There is no such thing as a task that is too much of a pain in the butt when dealing with a tool that is used in a life and death situation.
Without tracking the problems how do you know if it is a magazine, ammunition choice or the gun itself? If I have a failure with a gun, that gun goes out of the rotation of carry guns until it is diagnosed, solved and earned its way back to the position of "most reliable and trusted."
My situation may be a little different than most, or maybe not.
I just don't have problems with guns. Certainly never enough to "track".

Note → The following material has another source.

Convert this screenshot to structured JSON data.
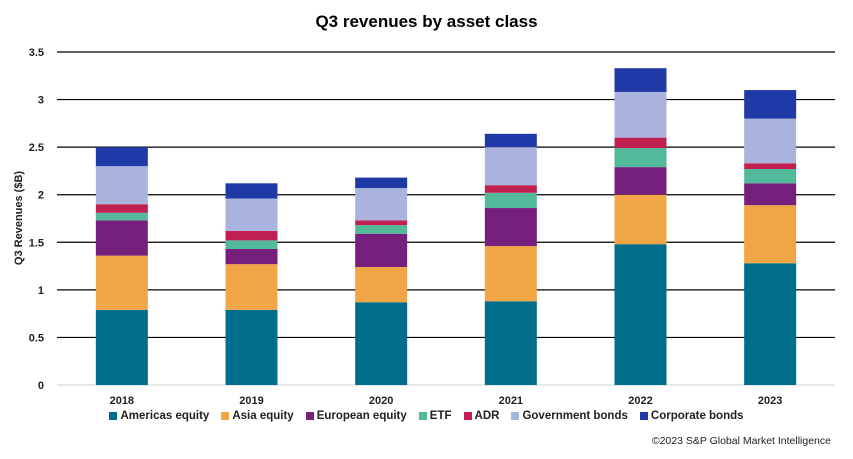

My usual carry guns have NEVER bobbled. My G27, G23, SIG 220 & 226, Colt 1911, M19 & 649 have never once coughed, burped, sneezed or puked. If one of them did, I wouldn't carry it. Period. There are enough guns around here to carry that are 100%. I change out recoil springs about every other year and don't worry about it.
I have a SIG 1911 that when new, during break in had light primer strikes. It went back to SIG and got the series 80 levers replaced. Then it went to my gunsmith for a trigger job and double check SIG's work. 1k+ rounds and it has never had a problem since. It was only after those 1k rounds went through it that it made it back into the carry rotation and I stopped counting rds. (good thing too since it shoots GREAT)
If I ever do encounter a problem, like I did with a P225, the list goes ammo first, mag second and gun third.
I have never had a need to go beyond step 2. The 225 didn't like truncated cone ammo but it doesn't get carried. No need.